The passengers of that plane were lucky that they don’t live in Texas because if the Texas State Board of Education had been in charge, instead of getting Old Jake to talk the plane down, they would have pulled a minister in to pray with the passengers of the plane after a banker made sure they understood the benefits of the free enterprise system.

Far fetched? Not to anyone who has been following the escapades of the Texas State Board of Education in adopting the standards for Social Studies textbooks in the State of Texas, a process that will have ripple effects throughout the rest of the United States because of the clout Texas wields over all the textbook publishers because of its size.

In a process that was so acrimonious that one member walked out of the meeting in protest, the right wing faction of the BOE succeeded in passing such measures as requiring students to describe how “describe how McCarthyism, the House Un-American Activities Committee (HUAC), the arms race and the space race increased Cold War tensions and how the later release of the Venona Papers confirmed suspicions of communist infiltration in U.S. government.” (I suppose twenty years from now a similarly situated panel will be directing students to learn how the search for WMD in Iraq provided justification for the Iraq War.)

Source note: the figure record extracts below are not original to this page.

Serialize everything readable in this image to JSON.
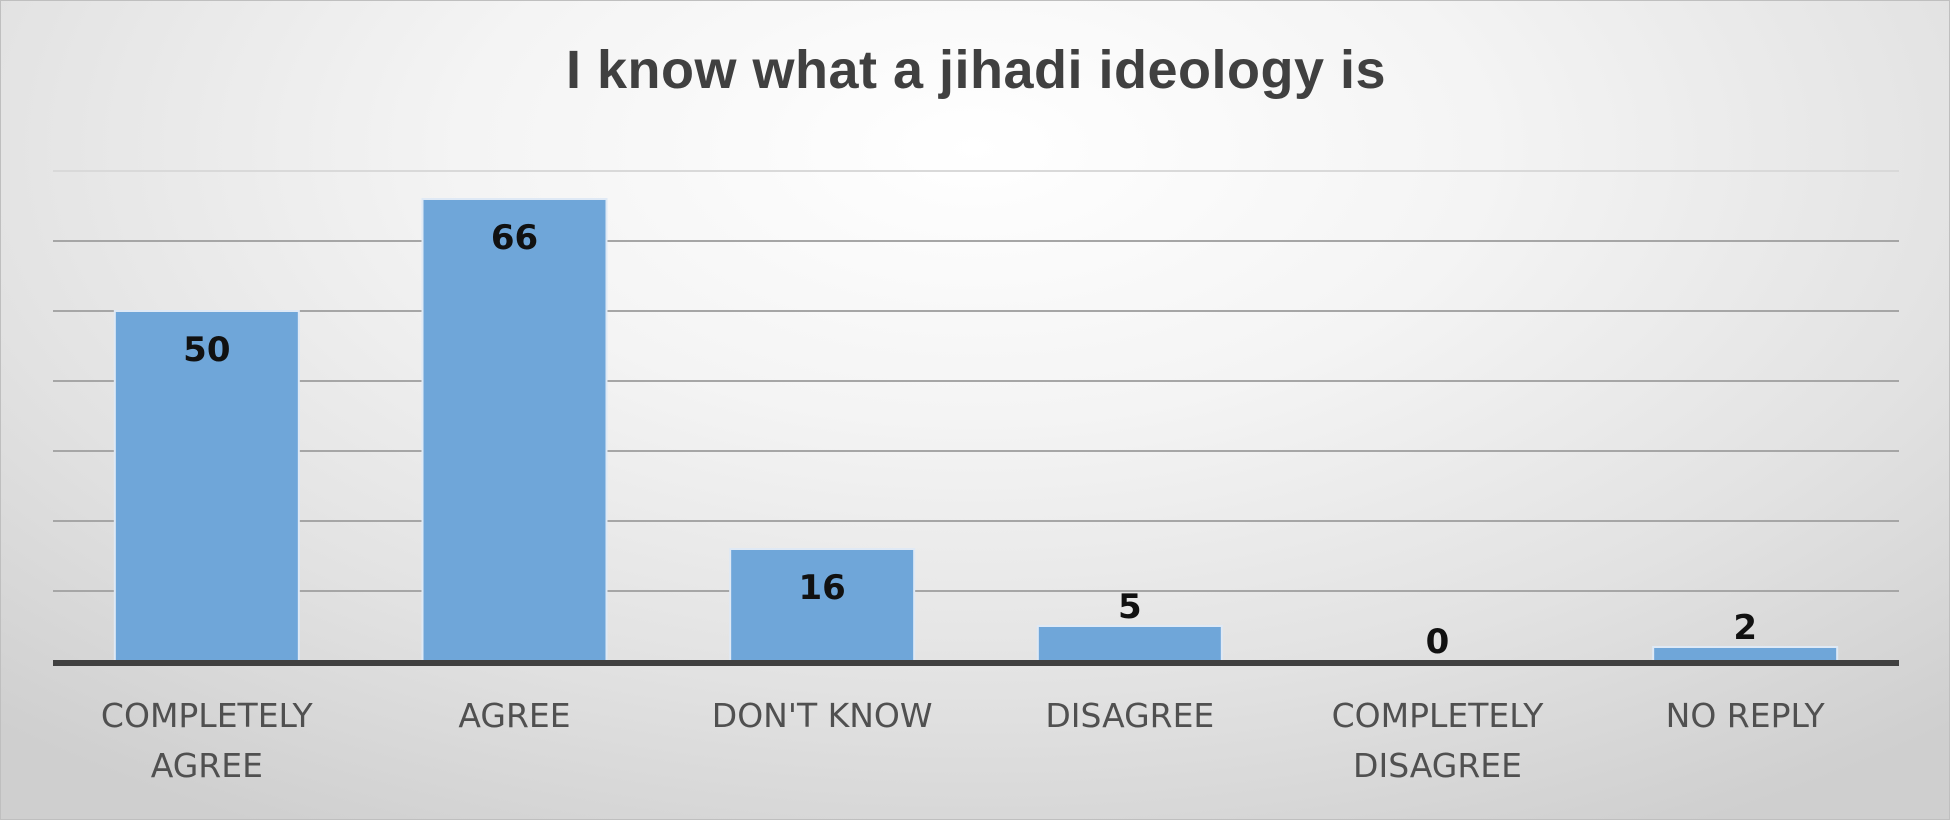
{
  "chart_data": {
    "type": "bar",
    "title": "I know what a jihadi ideology is",
    "categories": [
      [
        "COMPLETELY",
        "AGREE"
      ],
      [
        "AGREE"
      ],
      [
        "DON'T KNOW"
      ],
      [
        "DISAGREE"
      ],
      [
        "COMPLETELY",
        "DISAGREE"
      ],
      [
        "NO REPLY"
      ]
    ],
    "values": [
      50,
      66,
      16,
      5,
      0,
      2
    ],
    "ylim": [
      0,
      70
    ],
    "grid": true,
    "bar_color": "#6fa6d9",
    "bar_edge_color": "#dfe9f5",
    "axis_color": "#404040",
    "grid_color": "#a6a6a6"
  }
}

Plenty of other columnists have lambasted the individual measures of the proposals– and there is plenty of fodder to lambast– but I have to ask, why are we letting a group of politicians make decisions concerning what will be taught in public schools to begin with? If your car is broken down are you going to call up your local school board member and ask him how to fix it or are you going to take it to a mechanic? If you need to have a tooth pulled are you going to go wait for a member of the Board of Education to have a chance to yank it for you or are you going to go to a dentist? Oh- wait a minute! One of the members of the Texas  BOE IS a dentist, so lucky you can actually get someone there who is qualified to pull your tooth!

But my point is, why aren’t experts in the subject area making determinations about what should be taught? Among the members of the Texas State BOE we have 4 teachers, 1 school administrator, 1 substitute teacher/instructor/test monitor, 2 attorneys, 2 realtors, 1 investment banker, 1 businessman, 1 dentist and a couple of professional volunteers. Very few of these members would be qualified to be hired as a teacher in a Social Studies classroom, yet they are making decisions about what will be taught in those classrooms?

We cannot hold teachers accountable for poor outcomes if the standards are stupid to begin with. If we want to improve education in the United States, we need to look at the top and evaluate the processes whereby curriculum decisions are made– and I do not believe that allowing a group of people who have little to no specialized education or expertise in the field of
Social Studies is the best way to determine what should be taught in such classes.

Comments»

1. Mrs. Murphy - March 17, 2010

I heard on the news yesterday that the U.S. is falling behind other nations in education. This is an example of why that is happening. Fifty years from now, the U.S. may be one of the third world countries to which formerly third world countries send support.

2. Allison - March 21, 2010

One of the most depressing things about this to me is that there is no local outcry. In general, people seem to think that “liberals” have been pulling the curriculum to the left for years and this is just a much-needed correction. When, I ask, has Texas ever had a liberal majority? But facts and reason have no place here. I think that religious fundamentalism is very dangerous here- it teaches people to turn off their reasoning skills and accept illogical things blindly. Till here we are now, where the very act of questioning is itself a sin.